Wichtige Erkenntnisse

  • Brent-Rohöl stieg um 7.06 % auf 90.03 $, während West Texas Intermediate um 6.95 % auf 84.77 $ zulegte.
  • Präsident Donald Trump sagte, die Vereinigten Staaten würden Iran „hart treffen“, nachdem ein US-Stützpunkt in Jordanien angegriffen worden war.
  • Die Houthi-Milizen sagten, sie könnten Transitgebühren für kommerzielle Schiffe durch die Bab-el-Mandeb-Straße erheben.
  • Neue US-saudische Angriffe trafen Houthi-Stellungen im Jemen, während die Spannungen über die Schifffahrt im Roten Meer zunahmen.
  • Die Öl-Rally kommt nur Stunden vor der nächsten Zinsentscheidung der Federal Reserve und erhöht den Druck auf den Inflationsausblick.
Öl steigt um 7 % nach Trumps Drohung gegen Iran vor der Fed-Entscheidung

Die Ölpreise sprangen am Mittwoch um mehr als 7 %, da erneute Feindseligkeiten zwischen den USA und Iran sowie neue Drohungen gegen die Schifffahrt durch die Bab-el-Mandeb-Straße WTI über 84 $ und Brent in Richtung 90 $ trieben und damit nur wenige Stunden vor einer der unsichersten Zinsentscheidungen der Federal Reserve seit Jahren einen weiteren inflationären Schock auslösten.

Die Rally beschleunigte sich, nachdem Präsident Donald Trump gegenüber Fox News erklärte, die Vereinigten Staaten würden „ hit Iran hard “, nachdem ein US-Stützpunkt in Jordanien angegriffen worden war.
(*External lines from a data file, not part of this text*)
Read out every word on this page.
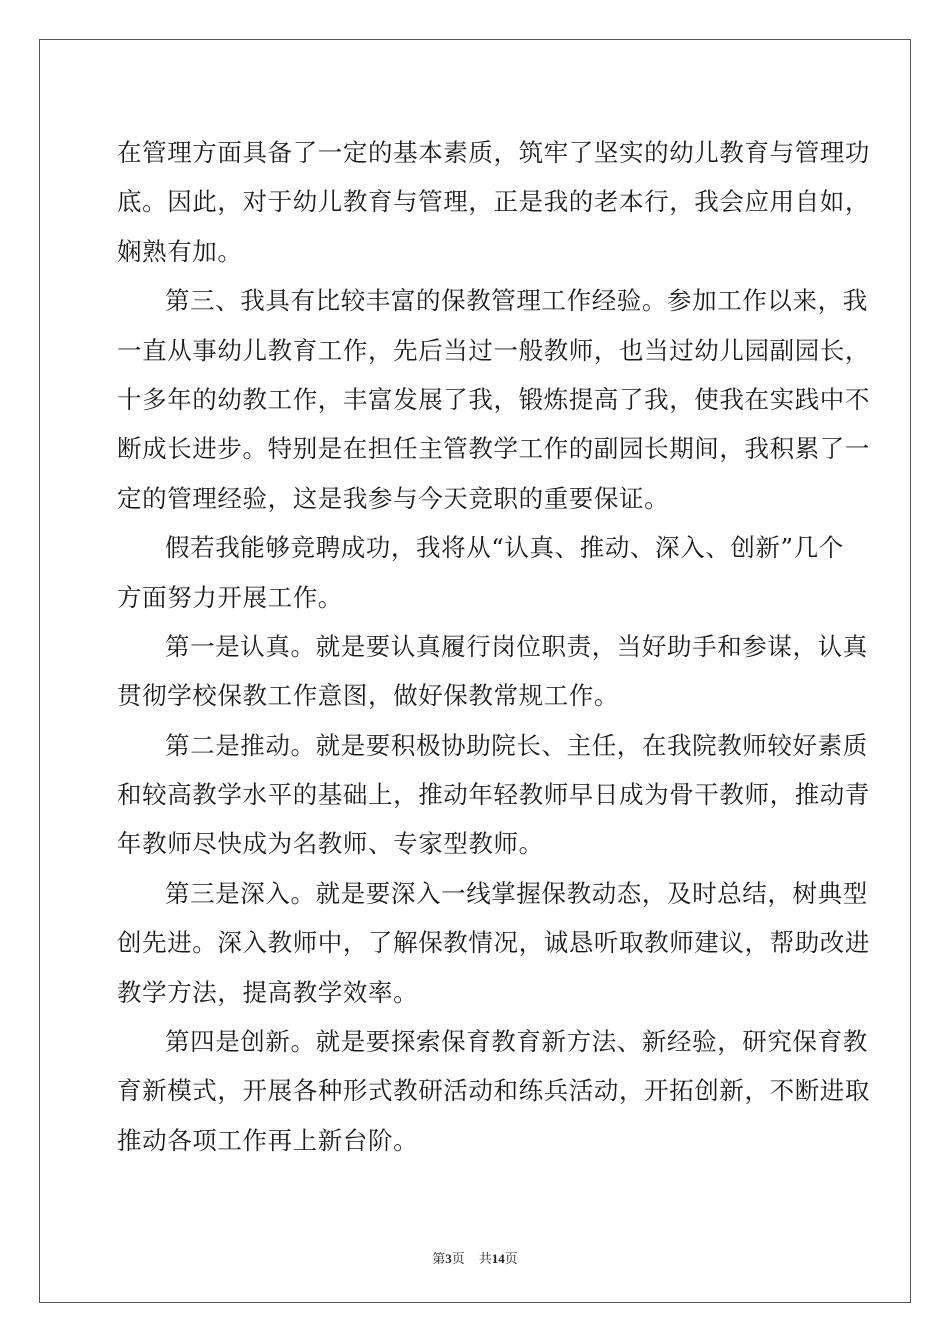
在管理方面具备了一定的基本素质，筑牢了坚实的幼儿教育与管理功
底。因此，对于幼儿教育与管理，正是我的老本行，我会应用自如，
娴熟有加。
第三、我具有比较丰富的保教管理工作经验。参加工作以来，我
一直从事幼儿教育工作，先后当过一般教师，也当过幼儿园副园长，
十多年的幼教工作，丰富发展了我，锻炼提高了我，使我在实践中不
断成长进步。特别是在担任主管教学工作的副园长期间，我积累了一
定的管理经验，这是我参与今天竞职的重要保证。
假若我能够竞聘成功，我将从“认真、推动、深入、创新”几个
方面努力开展工作。
第一是认真。就是要认真履行岗位职责，当好助手和参谋，认真
贯彻学校保教工作意图，做好保教常规工作。
第二是推动。就是要积极协助院长、主任，在我院教师较好素质
和较高教学水平的基础上，推动年轻教师早日成为骨干教师，推动青
年教师尽快成为名教师、专家型教师。
第三是深入。就是要深入一线掌握保教动态，及时总结，树典型
创先进。深入教师中，了解保教情况，诚恳听取教师建议，帮助改进
教学方法，提高教学效率。
第四是创新。就是要探索保育教育新方法、新经验，研究保育教
育新模式，开展各种形式教研活动和练兵活动，开拓创新，不断进取
推动各项工作再上新台阶。
第3页 共14页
Gleichzeitig erwogen die vom Iran unterstützten Houthi-Milizen, Gebühren für die kommerzielle Schifffahrt durch die Bab-el-Mandeb-Straße zu erheben, während US-saudische Kräfte neue Angriffe auf Houthi-Stellungen im Jemen starteten.
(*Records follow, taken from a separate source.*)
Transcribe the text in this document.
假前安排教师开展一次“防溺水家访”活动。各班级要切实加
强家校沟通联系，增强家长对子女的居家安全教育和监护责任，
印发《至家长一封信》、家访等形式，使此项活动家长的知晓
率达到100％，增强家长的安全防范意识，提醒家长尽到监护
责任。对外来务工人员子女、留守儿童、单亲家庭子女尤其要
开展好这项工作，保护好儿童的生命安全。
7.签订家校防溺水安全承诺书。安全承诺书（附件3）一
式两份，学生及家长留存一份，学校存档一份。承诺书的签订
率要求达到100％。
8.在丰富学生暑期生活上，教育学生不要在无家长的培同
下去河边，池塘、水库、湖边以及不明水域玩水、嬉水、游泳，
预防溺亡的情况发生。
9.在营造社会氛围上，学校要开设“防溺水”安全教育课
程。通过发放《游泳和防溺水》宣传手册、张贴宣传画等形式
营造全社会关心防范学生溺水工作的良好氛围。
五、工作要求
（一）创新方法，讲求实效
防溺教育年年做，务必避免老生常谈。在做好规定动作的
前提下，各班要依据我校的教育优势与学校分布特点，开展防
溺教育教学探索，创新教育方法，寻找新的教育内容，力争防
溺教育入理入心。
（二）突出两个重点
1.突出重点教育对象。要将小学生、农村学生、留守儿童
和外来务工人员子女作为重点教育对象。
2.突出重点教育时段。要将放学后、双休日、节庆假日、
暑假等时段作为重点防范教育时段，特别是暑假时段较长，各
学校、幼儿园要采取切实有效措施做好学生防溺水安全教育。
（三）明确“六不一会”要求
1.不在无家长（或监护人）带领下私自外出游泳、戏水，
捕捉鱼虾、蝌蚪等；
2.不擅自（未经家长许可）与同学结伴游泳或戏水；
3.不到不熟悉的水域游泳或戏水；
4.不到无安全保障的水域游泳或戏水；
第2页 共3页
Brent-Rohöl lag am Mittwoch um 9:29 Uhr ET bei einem Plus von 7.06 % und erreichte 90.03 $, während West Texas Intermediate 6.95 % höher bei 84.77 $ gehandelt wurde. Die Bewegung unterstreicht, wie schnell geopolitische Risiken in die Energiekosten einfließen können, insbesondere wenn die Versorgungsrouten im Nahen Osten bereits unter Druck stehen.

Die erneute geopolitische Risikoprämie kommt nur Stunden bevor die Federal Reserve ihre neueste Zinsentscheidung bekannt gibt. Die Märkte sind uneins darüber, ob die Notenbank die Zinsen unverändert lassen oder die erste Zinserhöhung seit 2023 vornehmen wird. Anleger suchen zudem nach Hinweisen von Chairman Kevin Warsh, nachdem die Fed die Forward Guidance aufgegeben hat, die die Markterwartungen seit mehr als zwei Jahrzehnten geprägt hatte.

Der Inflationsbericht vom Juni hatte den Druck auf die Federal Reserve etwas gemildert, nachdem niedrigere Ölpreise die Gesamtinflation während der kurzen Pause im Iran-Krieg gedämpft hatten. Diese Entlastung scheint jedoch nur von kurzer Dauer gewesen zu sein. Da die Rohölpreise mit der Wiederaufnahme der Kämpfe erneut in die Nähe von 90 $ steigen, kommt der jüngste Ölpreisanstieg zu einem sensiblen Zeitpunkt für die Fed, die abwägt, ob sich nachlassende Preisdaten gegen erneute Energievolatilität behaupten können.

Auch die Houthi-Milizen erhöhen den Druck auf die Ölströme im Roten Meer. Nachdem sie behauptet hatten, einen saudischen Tanker getroffen zu haben, warnte die Gruppe, sie prüfe neue Maßnahmen gegen die kommerzielle Schifffahrt, die die Bab-el-Mandeb-Straße passiert, einschließlich der Erhebung von Transitgebühren für Schiffe, die die strategische Wasserstraße nutzen. Die jüngste Drohung kommt, nachdem Saudi-Arabien bereits damit begonnen hat, Rohölexporte über Ägyptens SUMED-Pipeline umzuleiten, um den Engpass zu umgehen.